LES unsteady : Turbulent Mixing Layer
I'm studying the well-known Goebel and Dutton supersonic Mixing Layer under Fluent 5. My problem is 2D. The smallest element of the mesh is about 1e-5 m long. The domain is 0.5*0.048 m*m. The purpose of my study is to modelise the eddies produced by the turbulent mixing layer. I've already carried out a calculation with the k-eps model on a steady state, and it's allright. Then I set the solver to Viscous / LES. I use the "ideal gas" option, and the viscosity is set to "Suntherland".

Now, which solver do I have to choose ? Explicit or implicit ? Coupled or segregated ? Which time-step ? How many iterations per time step ?

I thought that the implicit solver was inconditionally stable, but it doesn't seem to be so. I can't find the correct settings to iterate towards a converged solution . (I also set the Courant Number to 0.5)

Concerning the inlets, I have input a profile for U along y. Do I have to add some kind of "noise" to U in order to trigger off eddies production ?

As you can see, I have many questions to ask. The fact is that the LES unsteady solver is not well explained in the Fluent Help/Tutorial files ...

Jonas Larsson December 7, 1999 17:39

Re: LES unsteady : Turbulent Mixing Layer
LES in 2D? LES must be run in 3D otherwise you will not get the right behaviour - turbulence is very much 3D.

Flav December 8, 1999 01:35

Re: LES unsteady : Turbulent Mixing Layer
I totally agree with you on this point, Jonas. But I therefore wonder why the LES option is enabled when running Fluent in 2D mode ? Is it just "some kind of LES" adapted to 2D ? Is it the same LES model used for both 2D or 3D ? If so, then it's true that running the LES model with a 2D case is just nonsense.

Jonas Larsson December 9, 1999 04:22

Re: LES unsteady : Turbulent Mixing Layer
Yep, my guess is that it is nonsense. I don't think that you can get any reasonable results running the LES model in 2D. What you are doing then is not LES - you are just using a very simple 0-equation turbulence model, which isn't adapted for this kind of simulation.

I don't know why Fluent has the LES model enabled in 2D. Any comments from Fluent?

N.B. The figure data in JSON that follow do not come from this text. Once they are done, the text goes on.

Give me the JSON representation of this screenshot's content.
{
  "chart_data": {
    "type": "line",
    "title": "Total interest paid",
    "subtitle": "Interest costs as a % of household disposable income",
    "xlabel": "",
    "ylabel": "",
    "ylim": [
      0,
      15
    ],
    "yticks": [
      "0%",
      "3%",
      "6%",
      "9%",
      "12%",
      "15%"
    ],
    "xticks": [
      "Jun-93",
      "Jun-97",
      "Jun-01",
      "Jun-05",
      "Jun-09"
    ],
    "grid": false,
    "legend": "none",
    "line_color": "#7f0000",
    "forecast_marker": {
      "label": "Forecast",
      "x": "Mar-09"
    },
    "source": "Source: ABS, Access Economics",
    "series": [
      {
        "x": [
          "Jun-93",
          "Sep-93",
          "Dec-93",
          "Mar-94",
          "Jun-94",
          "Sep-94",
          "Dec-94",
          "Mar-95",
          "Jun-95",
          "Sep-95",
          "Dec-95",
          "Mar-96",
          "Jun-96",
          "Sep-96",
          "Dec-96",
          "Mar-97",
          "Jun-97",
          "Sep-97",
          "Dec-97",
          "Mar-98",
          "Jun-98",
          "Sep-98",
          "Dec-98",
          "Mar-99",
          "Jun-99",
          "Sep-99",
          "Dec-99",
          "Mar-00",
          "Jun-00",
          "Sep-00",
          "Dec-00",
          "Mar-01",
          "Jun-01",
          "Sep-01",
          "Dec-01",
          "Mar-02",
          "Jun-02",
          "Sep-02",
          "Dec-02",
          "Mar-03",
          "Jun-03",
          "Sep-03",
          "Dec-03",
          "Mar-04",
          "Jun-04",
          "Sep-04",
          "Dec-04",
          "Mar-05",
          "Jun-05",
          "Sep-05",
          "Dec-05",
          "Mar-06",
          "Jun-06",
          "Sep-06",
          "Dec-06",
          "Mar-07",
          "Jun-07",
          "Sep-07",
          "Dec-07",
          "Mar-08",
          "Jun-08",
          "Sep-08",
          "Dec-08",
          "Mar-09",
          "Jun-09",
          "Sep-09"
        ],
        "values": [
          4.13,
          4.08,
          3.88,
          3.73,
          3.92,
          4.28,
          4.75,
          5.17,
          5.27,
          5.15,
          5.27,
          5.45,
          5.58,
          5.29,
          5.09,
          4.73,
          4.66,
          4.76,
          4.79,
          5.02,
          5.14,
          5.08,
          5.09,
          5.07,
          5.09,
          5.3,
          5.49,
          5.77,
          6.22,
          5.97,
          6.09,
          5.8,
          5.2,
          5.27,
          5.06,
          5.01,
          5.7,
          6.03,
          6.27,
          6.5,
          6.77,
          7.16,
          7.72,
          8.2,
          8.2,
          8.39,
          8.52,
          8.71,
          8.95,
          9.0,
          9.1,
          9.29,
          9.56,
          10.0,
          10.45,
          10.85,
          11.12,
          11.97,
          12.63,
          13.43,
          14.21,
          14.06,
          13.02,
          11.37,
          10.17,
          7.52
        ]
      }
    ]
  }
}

Paul Malan December 10, 1999 17:41

Re: LES unsteady : Turbulent Mixing Layer
You are right that LES does not make much sense in 2D. We left it as an option mainly for the purpose of instruction. It's useful to be able to play with the mechanics of doing LES in 2D (running unsteady, gathering statistics, etc.). However, I agree that it can also be confusing to the uninitiated. So in a future release it will be disabled from the GUI, but with an option to turn it on through the text menu. Our documentation will also stress this issue more strongly.

-- Paul

Jonas Larsson December 13, 1999 03:11

Re: LES unsteady : Turbulent Mixing Layer
Paul, thanks for the clear answer! Hiding it in the text menu sounds like a better approach (For those of you who don't know who Paul Malan is - he is responsible for turbulence modeling in Fluent, so this is info straight from the source).